Brazil is still recovering from the worst economic recession in its history, which presents a challenge to U.S. exporters. While initial forecasts estimated a 3% GDP growth for 2018, that figure has been reduced to 1.6% according to the Central Bank of Brazil, following a nation-wide truckers’ strike over fuel prices, unemployment rates around 13%, and declining investment in advance of an unpredictable election. Another notable challenge for potential exporters is the high-level of bureaucracy and taxation (known as “Custo Brasil”).
Despite the uncertainty, Brazil represents an excellent partner for experienced U.S. exporters across various sectors. In addition to the domestic appetite for U.S. products and high opinion regarding their quality and value, there have been several significant national successes in the past year:
Open Skies: In May 2018, the U.S. and Brazil finalized the Open Skies agreement which expands opportunities for future air travel and commerce between the U.S. and Brazil.
ATA Carnet: Brazil became the third country in Latin America to adopt the ATA Carnet which allows the free temporary entry of U.S. goods.
eVisa: The U.S. became one of only four countries allowed to participate in a pilot e-visa program which reduces the cost of a visa by 75% with a delivery timeframe of 3-5 business days.
PPH: The U.S.-Brazil Patent Prosecution Highway (PPH) agreement which accelerates the examination process for corresponding patent applications filed in participating offices has been extended to April 2020.
MISCELLANEOUS INVESTMENT FACTS
Brazil is also a traditional leader among emerging markets. A BRICS member, many multi-national companies consider it as an essential market for truly global businesses.
Brazil has a natural affinity for the United States and a high regard for U.S. made products, brands and technology.

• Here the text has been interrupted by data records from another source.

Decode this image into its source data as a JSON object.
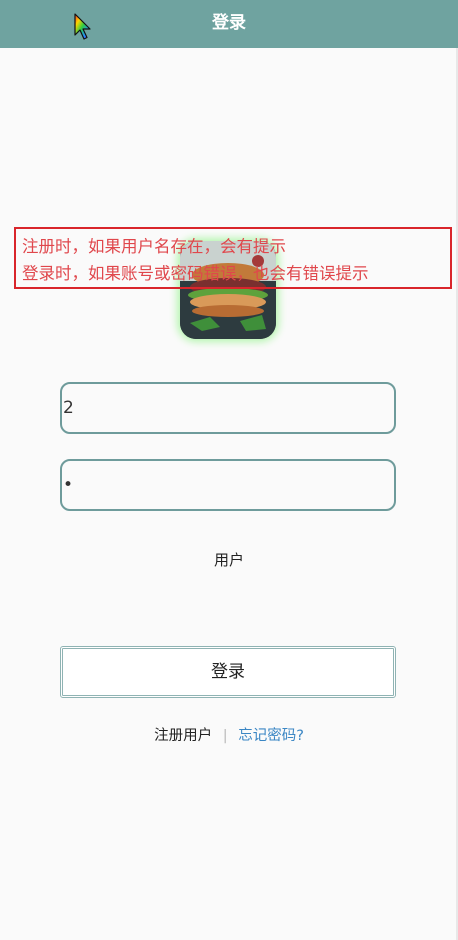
{
  "header": {
    "title": "登录"
  },
  "annotation": {
    "line1": "注册时，如果用户名存在，会有提示",
    "line2": "登录时，如果账号或密码错误，也会有错误提示"
  },
  "form": {
    "username_value": "2",
    "password_value": "•",
    "role_label": "用户",
    "login_label": "登录"
  },
  "links": {
    "register": "注册用户",
    "separator": "|",
    "forgot": "忘记密码?"
  },
  "colors": {
    "header_bg": "#6fa3a0",
    "annotation_red": "#d9252b",
    "input_border": "#6e9b9b",
    "link_blue": "#3a86c4"
  },
  "icons": {
    "cursor": "rainbow-arrow-cursor-icon"
  }
}
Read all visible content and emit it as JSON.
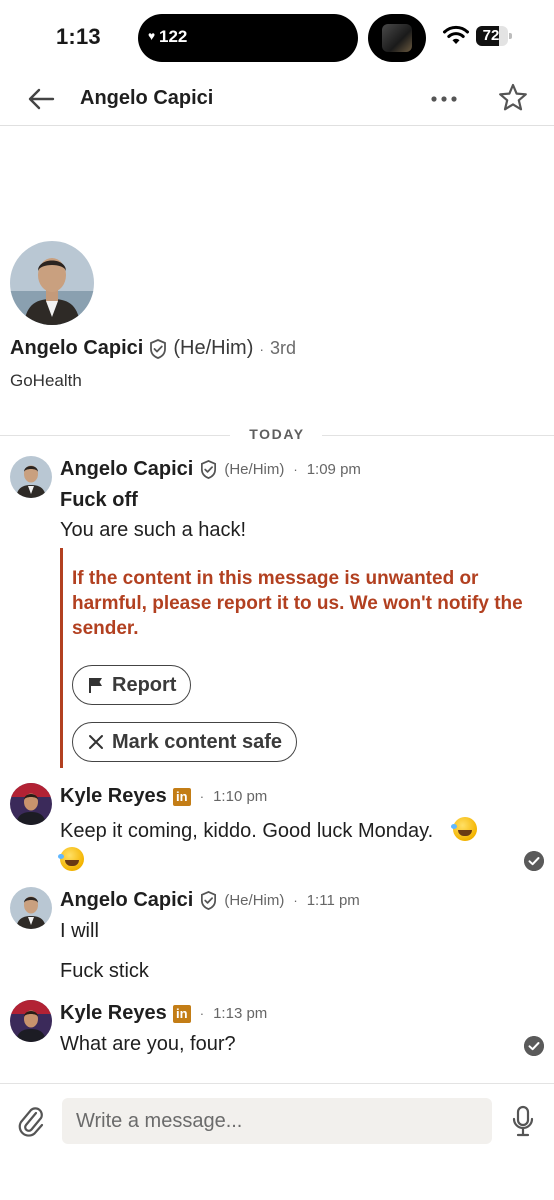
{
  "status_bar": {
    "time": "1:13",
    "activity_count": "122",
    "battery_level": "72",
    "battery_fraction": 0.72
  },
  "header": {
    "title": "Angelo Capici",
    "icons": [
      "back-arrow-icon",
      "more-dots-icon",
      "star-icon"
    ]
  },
  "profile": {
    "name": "Angelo Capici",
    "pronouns": "(He/Him)",
    "separator": "·",
    "degree": "3rd",
    "company": "GoHealth"
  },
  "day_divider": "TODAY",
  "messages": [
    {
      "sender": "Angelo Capici",
      "pronouns": "(He/Him)",
      "separator": "·",
      "time": "1:09 pm",
      "lines": [
        "Fuck off",
        "You are such a hack!"
      ],
      "warning": {
        "text": "If the content in this message is unwanted or harmful, please report it to us. We won't notify the sender.",
        "report_label": "Report",
        "safe_label": "Mark content safe"
      }
    },
    {
      "sender": "Kyle Reyes",
      "badge": "in",
      "separator": "·",
      "time": "1:10 pm",
      "lines": [
        "Keep it coming, kiddo.  Good luck Monday."
      ]
    },
    {
      "sender": "Angelo Capici",
      "pronouns": "(He/Him)",
      "separator": "·",
      "time": "1:11 pm",
      "lines": [
        "I will",
        "Fuck stick"
      ]
    },
    {
      "sender": "Kyle Reyes",
      "badge": "in",
      "separator": "·",
      "time": "1:13 pm",
      "lines": [
        "What are you, four?"
      ]
    }
  ],
  "composer": {
    "placeholder": "Write a message..."
  },
  "colors": {
    "warning": "#b24020",
    "linkedin_badge": "#c37d16",
    "input_bg": "#f2f0ed"
  }
}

The Brazilian Government is actively cultivating relationships with international and U.S. businesses and prioritizing macroeconomic stability.
Treaties and Cooperations
In 2011, the United States and Brazil signed the Agreement on Trade and Economic Cooperation to enhance cooperation on trade and investment between the Western Hemisphere's two largest economies. The agreement expands our direct trade and investment relationship by providing a framework to deepen cooperation on a number of issues of mutual concern, including innovation, trade facilitation and technical barriers to trade.

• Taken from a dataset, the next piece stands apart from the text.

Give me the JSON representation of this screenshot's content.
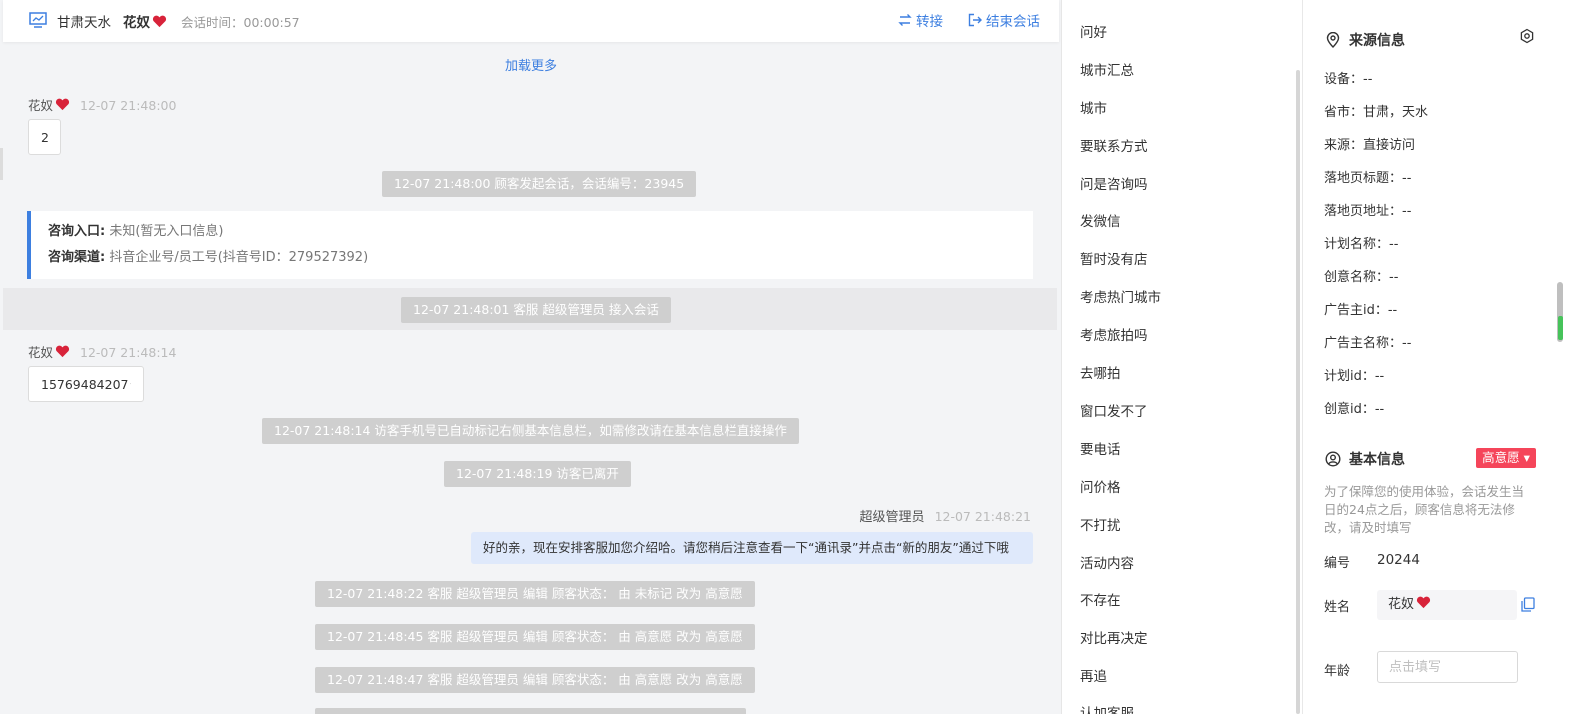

In January 2016, the United States Patent and Trademark Office and Brazil’s patent and trademark agency, INPI, launched the “Patent Prosecution Highway” (PPH) program, a fast-track examination agreement that allows the patent offices to leverage each other’s work product, and is a tool that will help improve patent quality and reduce Brazil’s backlog.
Brazil and the United States belong to a number of the same international organizations, including the United Nations, Organization of American States, Inter-American Development Bank, G-20, International Monetary Fund, World Bank, and World Trade Organization. Brazil traditionally has been a leader in the inter-American community, and is a member of the sub-regional MERCOSUR and UNASUR groups.